Estradizione - Estradizione esecutiva per l'estero - Condannato, cittadino di un Paese membro dell'Unione Europea, residente o dimorante nel territorio italiano e ivi stabilmente inserito - Rifiuto della consegna e conseguente possibilità di scontare la pena in Italia - Mancata previsione - Denunciata irragionevole disparità di trattamento rispetto a coloro che sono sottoposti al regime di consegna del mandato d'arresto europeo (non applicabile, nel caso di specie, in ragione dell'epoca del fatto reato) - Asserita violazione del principio della finalità rieducativa della pena nonché inosservanza dei vincoli derivanti dall'ordinamento comunitario - Carente descrizione della fattispecie - Manifesta inammissibilità della questione.
E' manifestamente inammissibile la questione di legittimità costituzionale - sollevata in riferimento: agli articoli 3 e 27, terzo comma, della Costituzione; ai «principi comunitari» di non discriminazione di cui all'art. 12 (ora 18 TFUE) del Trattato, di uniformità di trattamento dei cittadini europei di cui all'art. 17 del Trattato e del diritto di stabilimento riconosciuto dall'art. 18 (rectius: 21 TFUE) e, pertanto, all'art. 117, primo comma, della Costituzione - dell'art. 705 del codice di procedura penale, nella parte in cui non prevede una riserva analoga a quella richiamata dall'art. 18, comma 1, lettera r), della legge 22 aprile 2005, n. 69 (Disposizioni per conformare il diritto interno alla decisione quadro 2002/584/GAI del Consiglio, del 13 giugno 2002, relativa al mandato d'arresto europeo e alle procedure di consegna tra Stati membri), «nella lettura imposta dalla pronuncia della Corte costituzionale n. 227 del 2010», qualora la procedura sia attivata tra Stati membri dell'Unione europea e riguardi la richiesta di estradizione di un cittadino dello stesso territorio, «stabilmente inserito in Italia». Il giudice rimettente, infatti, pur invocando nella sostanza l'applicabilità all'estradizione dello speciale motivo di rifiuto di cui all'art. 18, comma 1, lettera r), della legge n. 69 del 2005, che ha dato attuazione alla decisione quadro 13 giugno 2002, n. 2002/584/GAI del Consiglio, omette del tutto di specificare sia la data della decisione definitiva dell'autorità giudiziaria straniera che irrogava la pena per l'esecuzione della quale è stata proposta domanda di estradizione, sia quella della richiesta di estradizione, limitandosi ad indicare il tempus commissi delicti (nel corso del 1999) e la data della sentenza della Corte di appello impugnata.

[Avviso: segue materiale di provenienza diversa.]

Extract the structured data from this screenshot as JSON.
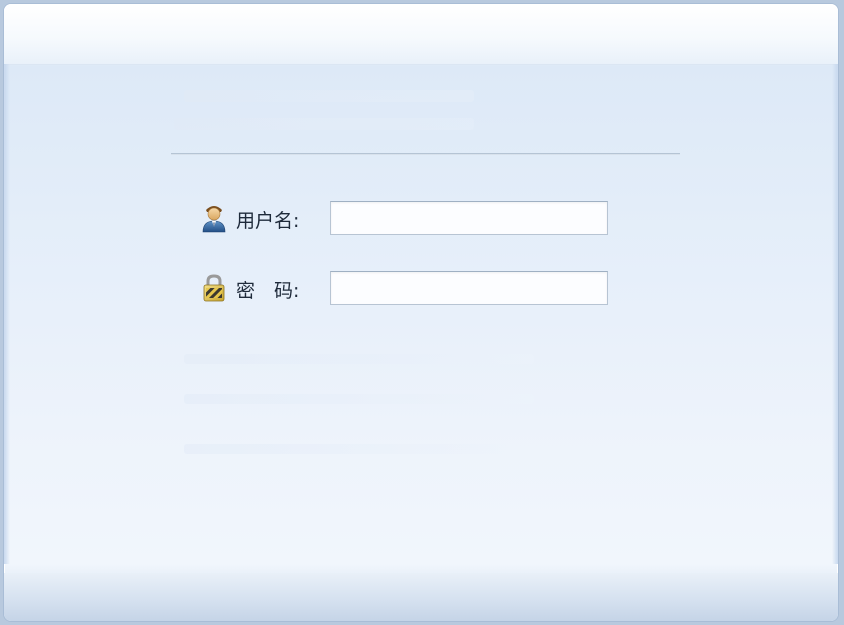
{
  "form": {
    "username": {
      "label": "用户名:",
      "value": "",
      "icon": "user-icon"
    },
    "password": {
      "label": "密　码:",
      "value": "",
      "icon": "lock-icon"
    }
  }
}
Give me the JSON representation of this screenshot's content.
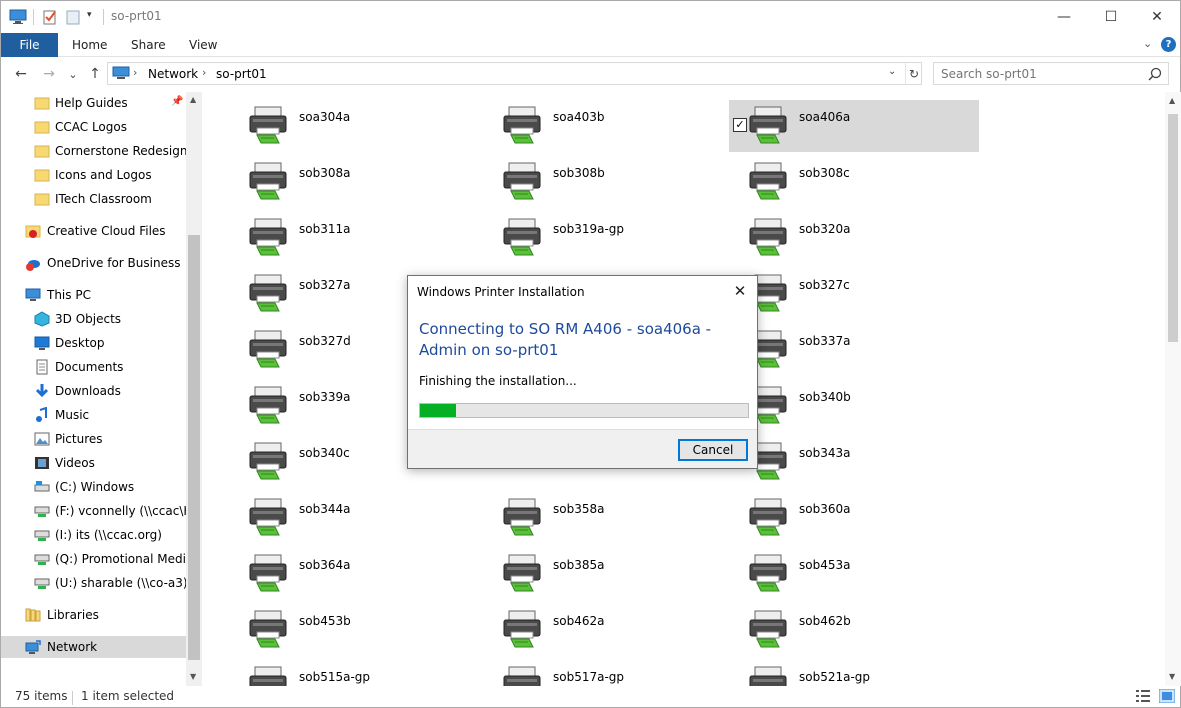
{
  "window": {
    "title": "so-prt01",
    "minimize_glyph": "—",
    "maximize_glyph": "☐",
    "close_glyph": "✕"
  },
  "ribbon": {
    "tabs": [
      "File",
      "Home",
      "Share",
      "View"
    ],
    "expand_glyph": "⌄",
    "help_glyph": "?"
  },
  "address": {
    "back_glyph": "←",
    "forward_glyph": "→",
    "recent_glyph": "⌄",
    "up_glyph": "↑",
    "crumbs": [
      "Network",
      "so-prt01"
    ],
    "crumb_sep": "›",
    "dropdown_glyph": "⌄",
    "refresh_glyph": "↻"
  },
  "search": {
    "placeholder": "Search so-prt01"
  },
  "sidebar": {
    "items": [
      {
        "label": "Help Guides",
        "icon": "folder-icon",
        "indent": 1,
        "pinned": true
      },
      {
        "label": "CCAC Logos",
        "icon": "folder-icon",
        "indent": 1
      },
      {
        "label": "Cornerstone Redesign",
        "icon": "folder-icon",
        "indent": 1
      },
      {
        "label": "Icons and Logos",
        "icon": "folder-icon",
        "indent": 1
      },
      {
        "label": "ITech Classroom",
        "icon": "folder-icon",
        "indent": 1
      },
      {
        "label": "Creative Cloud Files",
        "icon": "creative-cloud-icon",
        "indent": 0
      },
      {
        "label": "OneDrive for Business",
        "icon": "onedrive-icon",
        "indent": 0
      },
      {
        "label": "This PC",
        "icon": "computer-icon",
        "indent": 0
      },
      {
        "label": "3D Objects",
        "icon": "cube-icon",
        "indent": 1
      },
      {
        "label": "Desktop",
        "icon": "desktop-icon",
        "indent": 1
      },
      {
        "label": "Documents",
        "icon": "documents-icon",
        "indent": 1
      },
      {
        "label": "Downloads",
        "icon": "download-icon",
        "indent": 1
      },
      {
        "label": "Music",
        "icon": "music-icon",
        "indent": 1
      },
      {
        "label": "Pictures",
        "icon": "pictures-icon",
        "indent": 1
      },
      {
        "label": "Videos",
        "icon": "videos-icon",
        "indent": 1
      },
      {
        "label": "(C:) Windows",
        "icon": "drive-icon",
        "indent": 1
      },
      {
        "label": "(F:) vconnelly (\\\\ccac\\Ho",
        "icon": "network-drive-icon",
        "indent": 1
      },
      {
        "label": "(I:) its (\\\\ccac.org)",
        "icon": "network-drive-icon",
        "indent": 1
      },
      {
        "label": "(Q:) Promotional Media",
        "icon": "network-drive-icon",
        "indent": 1
      },
      {
        "label": "(U:) sharable (\\\\co-a3)",
        "icon": "network-drive-icon",
        "indent": 1
      },
      {
        "label": "Libraries",
        "icon": "libraries-icon",
        "indent": 0
      },
      {
        "label": "Network",
        "icon": "network-icon",
        "indent": 0,
        "selected": true
      }
    ]
  },
  "printers": [
    "soa304a",
    "soa403b",
    "soa406a",
    "sob308a",
    "sob308b",
    "sob308c",
    "sob311a",
    "sob319a-gp",
    "sob320a",
    "sob327a",
    "",
    "sob327c",
    "sob327d",
    "",
    "sob337a",
    "sob339a",
    "",
    "sob340b",
    "sob340c",
    "",
    "sob343a",
    "sob344a",
    "sob358a",
    "sob360a",
    "sob364a",
    "sob385a",
    "sob453a",
    "sob453b",
    "sob462a",
    "sob462b",
    "sob515a-gp",
    "sob517a-gp",
    "sob521a-gp"
  ],
  "selected_printer": "soa406a",
  "check_glyph": "✓",
  "status": {
    "item_count": "75 items",
    "selection": "1 item selected"
  },
  "dialog": {
    "title": "Windows Printer Installation",
    "close_glyph": "✕",
    "heading": "Connecting to SO RM A406 - soa406a - Admin on so-prt01",
    "status": "Finishing the installation...",
    "progress": 0.11,
    "cancel_label": "Cancel"
  },
  "colors": {
    "accent": "#1f5fa0",
    "dialog_heading": "#1e4a9c",
    "progress": "#06b025"
  }
}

Tali carenze nella descrizione della fattispecie, in violazione del principio di autosufficienza dell'atto di rimessione, precludono il necessario controllo in punto di rilevanza della questione, determinandone la manifesta inammissibilità.
- In ordine all'omessa o insufficiente descrizione della fattispecie quale impedimento al controllo di rilevanza della questione e conseguente causa di manifesta inammissibilità di quest'ultima, v., ex plurimis, le citate ordinanze nn. 6 e 3 del 2011; nn. 343, 318 e 85 del 2010; nn. 211, 201 e 191 del 2009.